Since there’s been a rise in local distilleries and breweries across the U.S., it’s a good idea to mention a product’s origin, especially if it’s produced near you. People like to support local businesses, and they may be willing to pay more for handcrafted spirits, beers, and wines.
Also, certain drink items, such as wines, are more valued if they come from certain regions. For example, in a study done by Brian Wansink, Colin Payne, and Jill North, two different groups were presented with the same red wine. However, one group was told the wine was from North Dakota and the other group was told the wine was from California. Even though they were both given a “two-buck chuck,” those who believed the wine was from California rated it more highly.
List the location of a wine, beer, or spirit to add value. You might find people are willing to pay more if they know a wine is from California or a beer is from Germany.
Customers tend to look at the top right-hand corner of the menu first. After this spot, peoples’ eyes go to the first and last few items on the menu. To push your most profitable drink items, be sure to strategically place them in these areas to attract the eyes of your customers. The more attention you draw to them, the more likely they are to sell.

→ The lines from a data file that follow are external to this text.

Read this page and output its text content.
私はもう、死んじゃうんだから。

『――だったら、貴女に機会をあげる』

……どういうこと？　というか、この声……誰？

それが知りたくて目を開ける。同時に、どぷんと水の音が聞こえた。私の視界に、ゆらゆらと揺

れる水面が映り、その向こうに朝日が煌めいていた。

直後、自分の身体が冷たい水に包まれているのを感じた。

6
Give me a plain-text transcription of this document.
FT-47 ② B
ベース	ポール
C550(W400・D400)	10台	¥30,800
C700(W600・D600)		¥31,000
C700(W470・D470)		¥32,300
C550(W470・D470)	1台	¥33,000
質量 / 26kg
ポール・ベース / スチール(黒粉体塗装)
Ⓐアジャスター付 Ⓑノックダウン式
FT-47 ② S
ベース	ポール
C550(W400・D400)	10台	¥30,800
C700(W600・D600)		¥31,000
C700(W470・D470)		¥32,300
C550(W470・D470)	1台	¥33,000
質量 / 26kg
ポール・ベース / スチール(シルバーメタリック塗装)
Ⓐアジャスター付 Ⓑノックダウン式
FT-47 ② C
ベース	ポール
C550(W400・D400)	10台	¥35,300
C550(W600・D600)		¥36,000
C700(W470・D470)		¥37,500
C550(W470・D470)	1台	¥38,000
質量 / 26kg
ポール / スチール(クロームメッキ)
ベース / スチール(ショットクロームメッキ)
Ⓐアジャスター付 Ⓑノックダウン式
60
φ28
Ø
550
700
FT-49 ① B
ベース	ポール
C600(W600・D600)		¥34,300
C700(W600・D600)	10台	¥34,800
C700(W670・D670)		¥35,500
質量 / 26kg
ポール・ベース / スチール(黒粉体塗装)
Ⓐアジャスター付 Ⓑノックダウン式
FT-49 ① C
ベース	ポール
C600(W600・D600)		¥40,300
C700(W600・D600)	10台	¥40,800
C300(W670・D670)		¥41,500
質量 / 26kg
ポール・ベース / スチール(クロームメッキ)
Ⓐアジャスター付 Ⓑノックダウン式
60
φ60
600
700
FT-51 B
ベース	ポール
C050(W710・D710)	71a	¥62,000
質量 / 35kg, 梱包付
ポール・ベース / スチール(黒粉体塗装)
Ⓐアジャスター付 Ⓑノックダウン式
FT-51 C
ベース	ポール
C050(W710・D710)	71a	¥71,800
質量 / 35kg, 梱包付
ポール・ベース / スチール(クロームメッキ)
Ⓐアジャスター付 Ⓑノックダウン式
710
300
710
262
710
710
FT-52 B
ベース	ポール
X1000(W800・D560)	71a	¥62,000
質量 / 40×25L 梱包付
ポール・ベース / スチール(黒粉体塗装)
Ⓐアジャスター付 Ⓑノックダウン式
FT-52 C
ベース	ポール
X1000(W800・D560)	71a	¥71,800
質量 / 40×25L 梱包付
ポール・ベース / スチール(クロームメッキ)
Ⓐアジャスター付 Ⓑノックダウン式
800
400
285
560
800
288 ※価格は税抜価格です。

To make high-profit items more noticeable, create space around them by placing them in a box or separating them from the other menu options. By putting negative space around an item, you can call more attention to it, making it easier to sell. For a similar effect, you can also make use of large text, graphics, or illustrations.
Be strategic about what menu items you emphasize. The more often you do it, the less impact it will have. Choose only a few drinks per category to ensure the method remains effective.